Monday, September 09, 2013

Being human in Patna

I saw a young man on a cycle overtake an auto-rickshaw at a rather sharp turn. For a few moments the auto driver bore an expression of shock at the cyclist's dangerous manoeuvre. And then I saw the cyclist grinning impishly. The auto driver's face relaxed in a tired smile.

I peeked into cars, overcrowded buses, the faces of pedestrians, driving along the busy streets of Patna. I somewhat naively expected to find disappointment, anger, unhappiness, at least, frustration in these faces. But I mostly saw contentment, even frolic. This city, stuck in time, poverty, squalor lives another life, rather distanced from the critical newspaper articles you read that dissect poverty and aspire for riches for all.

Towns in India, I guess like towns all over the world, have unique individualities. I grew up in Patna in the 70's and 80's. At that time, the only other cities I knew of were Delhi and Kanpur. When I first saw these other cities I realized, rather strikingly, that Patna was really a very literate place. Signboards in English were rarely misspelled. In places like Kanpur this was pretty common. After several years in Pune, which has a remarkable concentration of colleges, I realized, in contrast, the vast richness of book stores in Patna. In the older parts of the city, you could find book stores catering to the weirdest of tastes.

There are many things unique to small towns and many things that are the same. I am always amazed at the openness in conversation. The other day I stood by a tea stall sipping hot sugary tea. Two boys sat on a bench. One was short in height, perhaps showing the long-range effects of undernourishment, the other more or less, of average height. The tea stall owner was like the owner of any other road-side tea stall dotting the breadths of India - the road his god, yielding periodic bounties in the form of pedestrians and travelers, who would infrequently suspend their struggle with time, to stop by and have a cup (or more commonly, a glass) of tea; he had the resigned look of a person who has long abandoned expectation and lives by time. His time versus the time of gods - secure in the knowledge that while his wait will end, the gods will wait much longer.
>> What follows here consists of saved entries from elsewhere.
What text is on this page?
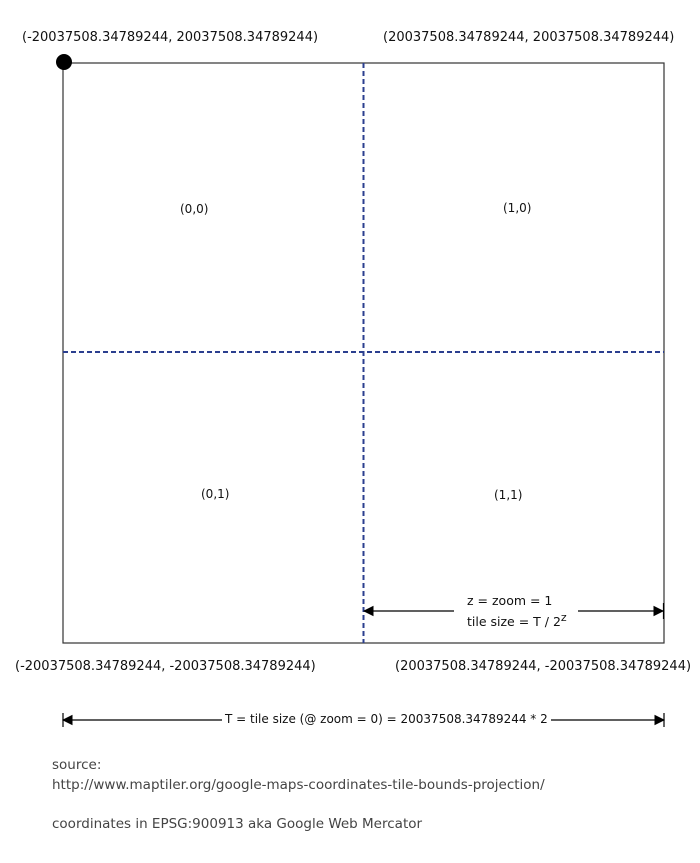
(-20037508.34789244, 20037508.34789244)	(20037508.34789244, 20037508.34789244)
(-20037508.34789244, -20037508.34789244)	(20037508.34789244, -20037508.34789244)
(0,0)	(1,0)
(0,1)	(1,1)
z = zoom = 1
tile size = T / 2$^z$
T = tile size (@ zoom = 0) = 20037508.34789244 * 2
source:
http://www.maptiler.org/google-maps-coordinates-tile-bounds-projection/
coordinates in EPSG:900913 aka Google Web Mercator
The boys were in the middle of a conversation centered around the height of humans and its effect on intelligence. The short boy proposed the thesis that short people are smarter. That nature makes them smarter because it has to spend less making them taller and can channel its finite resources into building up the intelligence of the person. Various short and tall persons were cited and there were occasional objective debates like - was Nehru tall? Shastri was cited as a smart prime minister whose lack of height was, undoubtedly, the cause of his meteoric rise to glory. The debate was going nowhere. Objective evidence was not clear enough to clinch it one way or the other. As a final step, the boys appealed to the stall owner, who was busy rinsing out some glasses, at the moment he was addressed. Without looking up, he nodded his head. This could have meant anything. The shorter boy, who seemed to be more aggressive, and probably had more at stake, took this as conclusive proof that his thesis was correct. 
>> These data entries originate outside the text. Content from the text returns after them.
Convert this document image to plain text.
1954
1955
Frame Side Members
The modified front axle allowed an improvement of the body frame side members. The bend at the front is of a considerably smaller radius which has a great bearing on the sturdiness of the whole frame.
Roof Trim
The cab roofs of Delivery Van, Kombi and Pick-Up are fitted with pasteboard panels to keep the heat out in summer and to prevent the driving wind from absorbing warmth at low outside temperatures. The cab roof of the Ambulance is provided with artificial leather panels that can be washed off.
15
We were all sitting just outside the high compound walls of an all-girls government school. Suddenly the boys moved on to discussing the mysterious happenings inside such schools. And that was that.
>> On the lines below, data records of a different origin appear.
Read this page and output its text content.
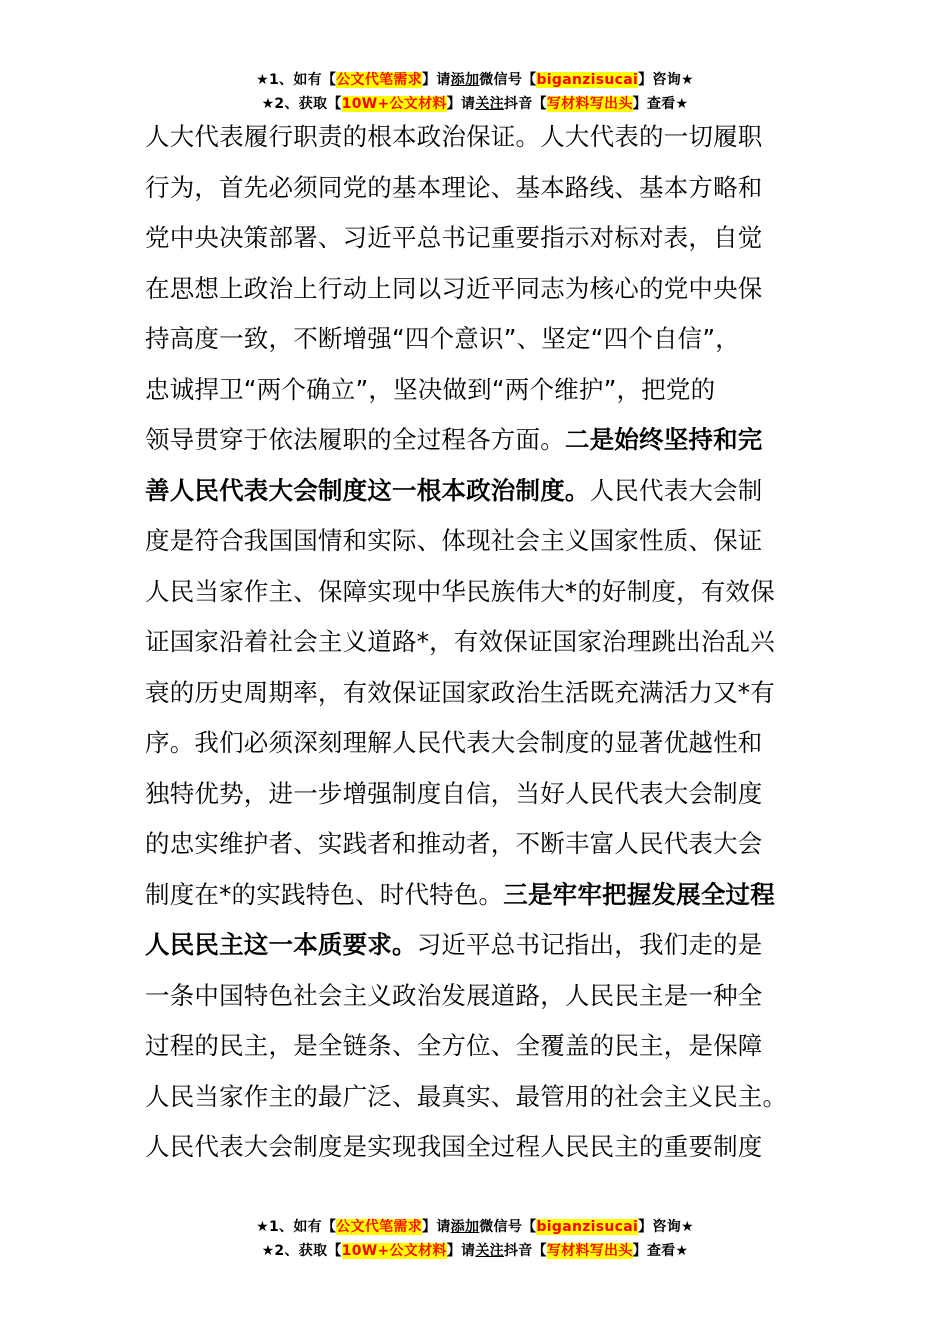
★1、如有【公文代笔需求】请添加微信号【biganzisucai】咨询★
★2、获取【10W+公文材料】请关注抖音【写材料写出头】查看★
人大代表履行职责的根本政治保证。人大代表的一切履职
行为，首先必须同党的基本理论、基本路线、基本方略和
党中央决策部署、习近平总书记重要指示对标对表，自觉
在思想上政治上行动上同以习近平同志为核心的党中央保
持高度一致，不断增强“四个意识”、坚定“四个自信”，
忠诚捍卫“两个确立”，坚决做到“两个维护”，把党的
领导贯穿于依法履职的全过程各方面。二是始终坚持和完
善人民代表大会制度这一根本政治制度。人民代表大会制
度是符合我国国情和实际、体现社会主义国家性质、保证
人民当家作主、保障实现中华民族伟大*的好制度，有效保
证国家沿着社会主义道路*，有效保证国家治理跳出治乱兴
衰的历史周期率，有效保证国家政治生活既充满活力又*有
序。我们必须深刻理解人民代表大会制度的显著优越性和
独特优势，进一步增强制度自信，当好人民代表大会制度
的忠实维护者、实践者和推动者，不断丰富人民代表大会
制度在*的实践特色、时代特色。三是牢牢把握发展全过程
人民民主这一本质要求。习近平总书记指出，我们走的是
一条中国特色社会主义政治发展道路，人民民主是一种全
过程的民主，是全链条、全方位、全覆盖的民主，是保障
人民当家作主的最广泛、最真实、最管用的社会主义民主。
人民代表大会制度是实现我国全过程人民民主的重要制度
★1、如有【公文代笔需求】请添加微信号【biganzisucai】咨询★
★2、获取【10W+公文材料】请关注抖音【写材料写出头】查看★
During this visit, I was looking after my father who had had a short surgery. I had a lot of time to hang around the hospital premises, watching and looking at people. Somehow all of this brought me closer to the thoughts and feelings of my boyhood. Adrift from my usual modern moorings of messages, emails, TV programs, game shows, traffic snarls, water shortages, and all the other usual features of my life, brought me back to things which were more primitive, more human, more like I was when younger and probably happier.